Scientist: Oil slick likely from natural seafloor seepage
No oil was reported on the shore, but the Coast Guard sent a team to inspect the beach, USCG Petty Officer Andrea Anderson told NBC4.
When kayakers found the large oil sheen off the coast Wednesday, it gave locals a bit of a scare, especially with the Refugio spill still fresh on the mind.
An apparent oil slick off the coast of Goleta left a sheen on the ocean alongside Santa Barbara County Wednesday.
That break spilled more than 100,000 gallons of crude, including 21,000 gallons that flowed into the ocean.
In May, as much as 2,400 barrels of crude oil was spilled onto a pristine beach and into the Pacific about 15 miles (25 km) west of Goleta when a pipeline ruptured along the coast.
Two kayakers came in from the water with their legs and kayaks covered in the film soon after the crews arrived.
“The cleanup was devastating for a lot of people and cost a lot of money and it really damaged our resources”, said Barbara Burge, who lives near Goleta Beach.
The Coast Guard is testing samples to determine whether the oil reported Wednesday about 1,000 yards from Goleta is from seepage or crude extraction operations or another source.
“We want everyone to stay a safe distance away”, she said.
The Coast Guard is now awaiting lab results that may determine the source of the oil.
And officials call it an oil sheen because of the rainbow-like effect you see when light reflects off of it. As tides moved, the oil split into sections and covered only about one-third of the total area, he said. It isn’t thick enough to be scooped up, she said, and should dissipate on its own in the days ahead.

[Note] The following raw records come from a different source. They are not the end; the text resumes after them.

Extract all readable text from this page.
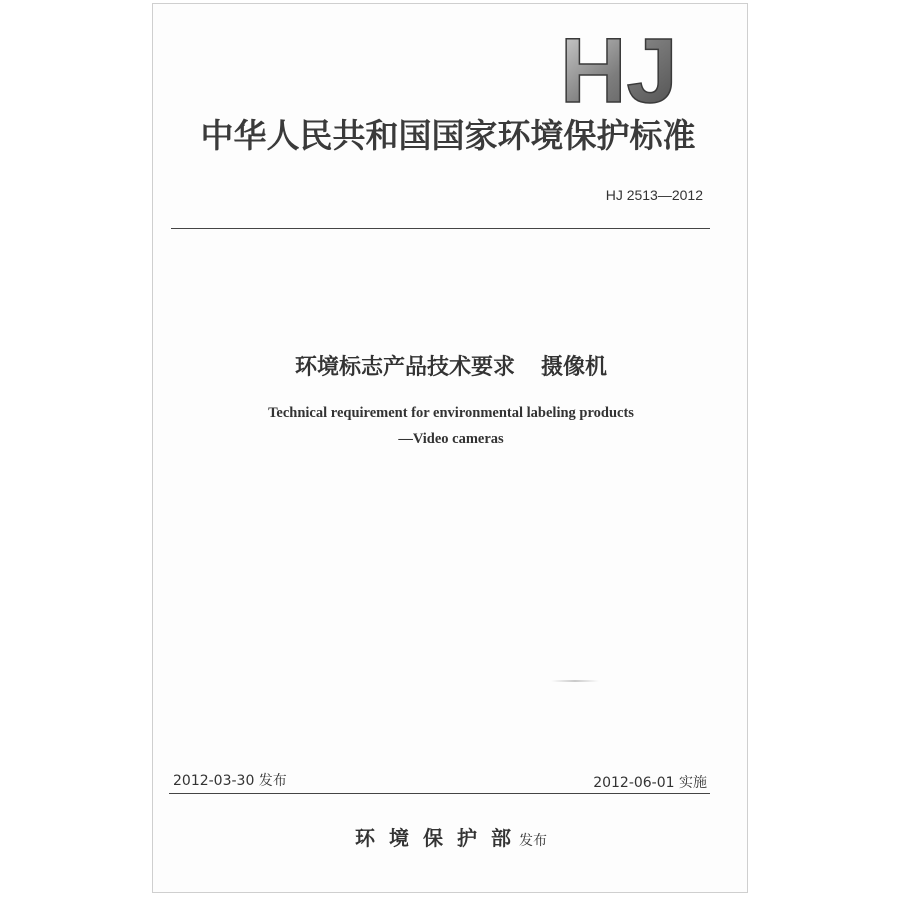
HJ
中华人民共和国国家环境保护标准
HJ 2513—2012
环境标志产品技术要求 摄像机
Technical requirement for environmental labeling products
—Video cameras
2012-03-30 发布	2012-06-01 实施
环境保护部发布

The platform is now shut down and there is no oil in its pipeline, said Zach Shulman, the company’s director for corporate finance and investor relations. At Coal Oil Point, a seep field in the Santa Barbara Channel, thousands of gallons of oil flow into the ocean each day, something residents have grown accustomed to. “That pipeline was previously evacuated of oil, and is now filled with sea water”.
“We’re not calling it a spill, we’re just saying it’s unusually large”, he said.